Pilots are in the middle of a 5 1/2-year contract and cannot strike over wages, United spokesman Richard Martin said. The 1994 employee buyout of the company includes an agreement to reexamine wages to keep them competitive with those of other airlines.
The proposal would have raised wages by 3% in 1997 and 1998 and by 2% in 1999 and 2000. The United branch of the Air Line Pilots Assn. said 89% of those eligible voted last month and that of those pilots, 80% voted against the contract.
"The pilots' overwhelming rejection of the tentative agreement reflects a vote against a 'business as usual attitude' that has no place in an employee-owned company," Michael H. Glawe, chairman of the branch, said in a statement.
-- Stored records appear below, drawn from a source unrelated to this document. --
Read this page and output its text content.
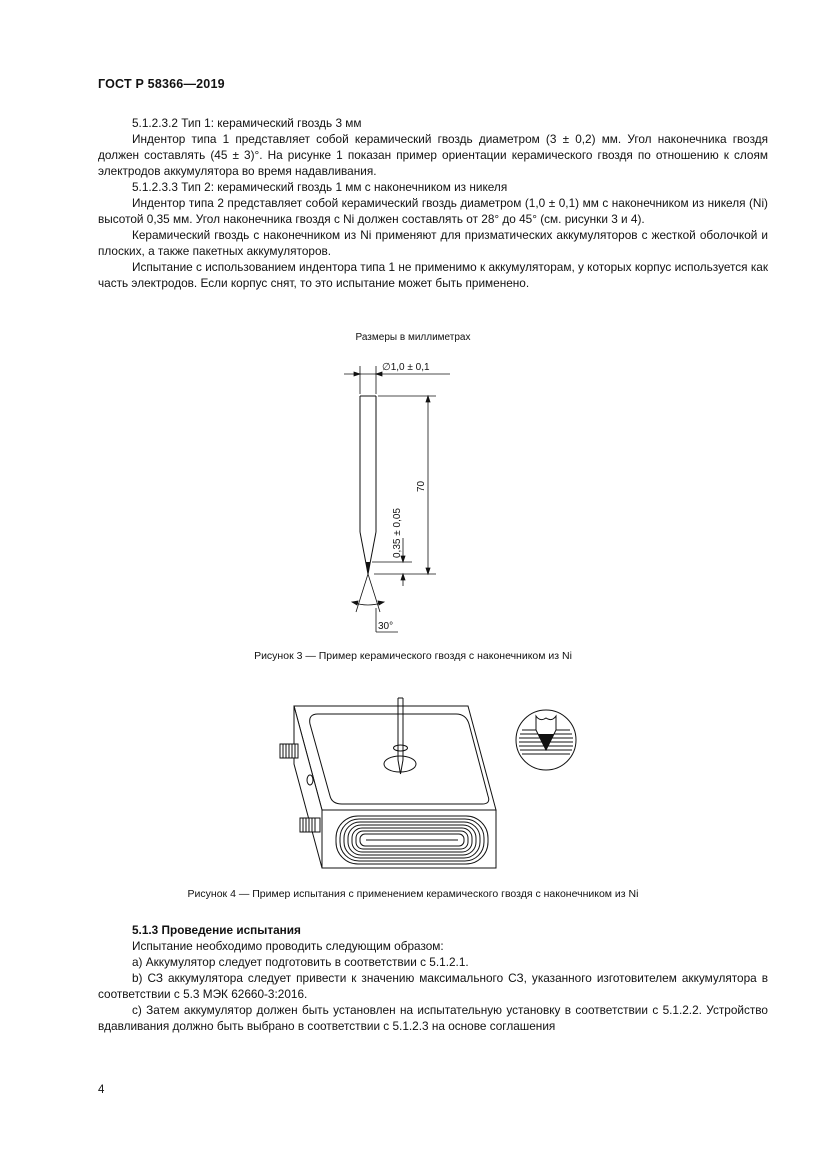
ГОСТ Р 58366—2019

5.1.2.3.2 Тип 1: керамический гвоздь 3 мм

Индентор типа 1 представляет собой керамический гвоздь диаметром (3 ± 0,2) мм. Угол наконечника гвоздя должен составлять (45 ± 3)°. На рисунке 1 показан пример ориентации керамического гвоздя по отношению к слоям электродов аккумулятора во время надавливания.

5.1.2.3.3 Тип 2: керамический гвоздь 1 мм с наконечником из никеля

Индентор типа 2 представляет собой керамический гвоздь диаметром (1,0 ± 0,1) мм с наконечником из никеля (Ni) высотой 0,35 мм. Угол наконечника гвоздя с Ni должен составлять от 28° до 45° (см. рисунки 3 и 4).

Керамический гвоздь с наконечником из Ni применяют для призматических аккумуляторов с жесткой оболочкой и плоских, а также пакетных аккумуляторов.

Испытание с использованием индентора типа 1 не применимо к аккумуляторам, у которых корпус используется как часть электродов. Если корпус снят, то это испытание может быть применено.

Размеры в миллиметрах
∅1,0 ± 0,1
70
0,35 ± 0,05
30°
Рисунок 3 — Пример керамического гвоздя с наконечником из Ni
Рисунок 4 — Пример испытания с применением керамического гвоздя с наконечником из Ni

5.1.3 Проведение испытания

Испытание необходимо проводить следующим образом:

а) Аккумулятор следует подготовить в соответствии с 5.1.2.1.

b) СЗ аккумулятора следует привести к значению максимального СЗ, указанного изготовителем аккумулятора в соответствии с 5.3 МЭК 62660-3:2016.

с) Затем аккумулятор должен быть установлен на испытательную установку в соответствии с 5.1.2.2. Устройство вдавливания должно быть выбрано в соответствии с 5.1.2.3 на основе соглашения

4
Gerald Greenwald, chairman of United's parent, Chicago-based UAL Corp., said he thought the wage increase offer was fair.
In the buyout, United pilots surrendered nearly 25% of their earnings in wages and benefits in return for stock that gave employees a 55% ownership of the company. But employees cannot cash in their stock until they leave the company. The pilots want to recapture that lost 25% by the time United employees decide in 2000 whether to renew the expiring employee stock ownership plan.